Mistakes Were Made
We asked experts to name the financial aid blunders families tend to make. Here are the top 10 and how to avoid them
1. FAILING TO FILL OUT THE APPLICATION
The easiest way to come up short on financial aid is to not apply, a mistake that about 25 percent of undergraduates make. "A lot of people assume they won't qualify if their next-door neighbor said they didn't qualify or if their parents think back to the way it worked 25 years ago," says Mark Kantrowitz, publisher of Finaid.org, an online resource for financial aid.
Not only does that prevent you from receiving need-based financial aid; it also takes federal loans off the table. All students, regardless of need, can borrow up to $23,000 in federal Stafford loans over the course of their college education, starting at $2,625 their first year. The one catch? You have to fill out the Free Application for Federal Student Aid (FAFSA). The form asks for details about your family's income, savings, and other assets to determine how much you should be able to contribute toward college costs. That resulting number is called your expected family contribution, or EFC. Financial need is then calculated by subtracting the EFC from the school's cost of attendance.
That completed FAFSA can really come in handy if unforeseen circumstances arise midyear. "You may not need the money today, but anything can happen in the middle of the year, like divorce or the death of a parent," says Craig Munier, financial aid director of the University of Nebraska-Lincoln. "When that happens, we can adjust more quickly if you've applied." The FAFSA can be filled out online at www.fafsa.ed.gov.
2. SAVING IN YOUR CHILD'S NAME
When little Sally was born 17 years ago, you wisely started a savings account in her name, right? Now you hope her little stash will go a long way toward covering the astronomical costs of college.

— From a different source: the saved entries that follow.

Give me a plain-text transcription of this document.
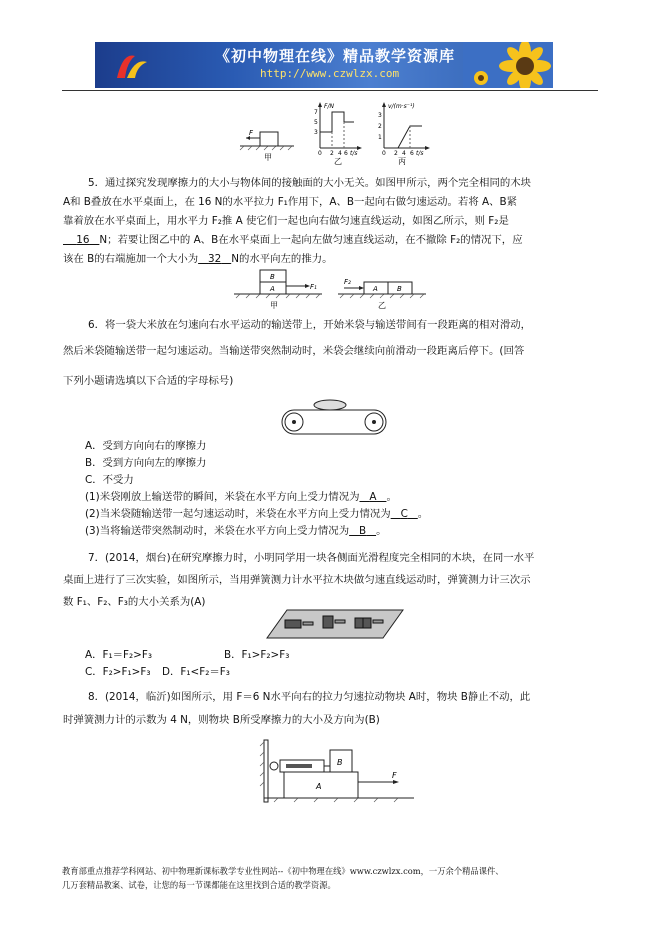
《初中物理在线》精品教学资源库
http://www.czwlzx.com
F
甲
F/N
7
5
3
0 2 4 6 t/s
乙
v/(m·s⁻¹)
3
2
1
0 2 4 6 t/s
丙
5．通过探究发现摩擦力的大小与物体间的接触面的大小无关。如图甲所示，两个完全相同的木块
A和 B叠放在水平桌面上，在 16 N的水平拉力 F₁作用下，A、B一起向右做匀速运动。若将 A、B紧
靠着放在水平桌面上，用水平力 F₂推 A 使它们一起也向右做匀速直线运动，如图乙所示，则 F₂是
16 N；若要让图乙中的 A、B在水平桌面上一起向左做匀速直线运动，在不撤除 F₂的情况下，应
该在 B的右端施加一个大小为 32 N的水平向左的推力。
A
B
F₁
甲
A	B
F₂
乙
6．将一袋大米放在匀速向右水平运动的输送带上，开始米袋与输送带间有一段距离的相对滑动，
然后米袋随输送带一起匀速运动。当输送带突然制动时，米袋会继续向前滑动一段距离后停下。(回答
下列小题请选填以下合适的字母标号)
A．受到方向向右的摩擦力
B．受到方向向左的摩擦力
C．不受力
(1)米袋刚放上输送带的瞬间，米袋在水平方向上受力情况为 A 。
(2)当米袋随输送带一起匀速运动时，米袋在水平方向上受力情况为 C 。
(3)当将输送带突然制动时，米袋在水平方向上受力情况为 B 。
7．(2014，烟台)在研究摩擦力时，小明同学用一块各侧面光滑程度完全相同的木块，在同一水平
桌面上进行了三次实验，如图所示，当用弹簧测力计水平拉木块做匀速直线运动时，弹簧测力计三次示
数 F₁、F₂、F₃的大小关系为(A)
A．F₁＝F₂>F₃	B．F₁>F₂>F₃
C．F₂>F₁>F₃ D．F₁<F₂＝F₃
8．(2014，临沂)如图所示，用 F＝6 N水平向右的拉力匀速拉动物块 A时，物块 B静止不动，此
时弹簧测力计的示数为 4 N，则物块 B所受摩擦力的大小及方向为(B)
B
A
F
教育部重点推荐学科网站、初中物理新课标教学专业性网站--《初中物理在线》www.czwlzx.com，一万余个精品课件、
几万套精品教案、试卷，让您的每一节课都能在这里找到合适的教学资源。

Well, that money will certainly help, but not nearly as much as if you'd kept it in your own accounts. That's because the expected contributions are weighed differently for students and parents. Parents--with their myriad financial responsibilities--are expected to devote only 5.64 percent of their assets to college costs. Students, on the other hand, must fork over 35 percent. Say Sally has $30,000 saved. She'd be expected to contribute $10,500 this year, and her aid would be lower to reflect that. With that same amount, her parents would be expected to contribute only $1,692 toward her family's total EFC.
How can you undo what's been done? The money is legally your child's, and there could be restrictions on moving it into your bank account. "The only way to transfer the money is indirectly," says Kantrowitz. "In the first year, spend those assets to zero before touching the parents' money." Next year you'll qualify for more aid.
A better plan for your next child would be to put money in a 529 plan, which allows families of all incomes to contribute between $146,000 and $305,000, depending on the state, to a tax-deferred savings account and then withdraw money for education tax free.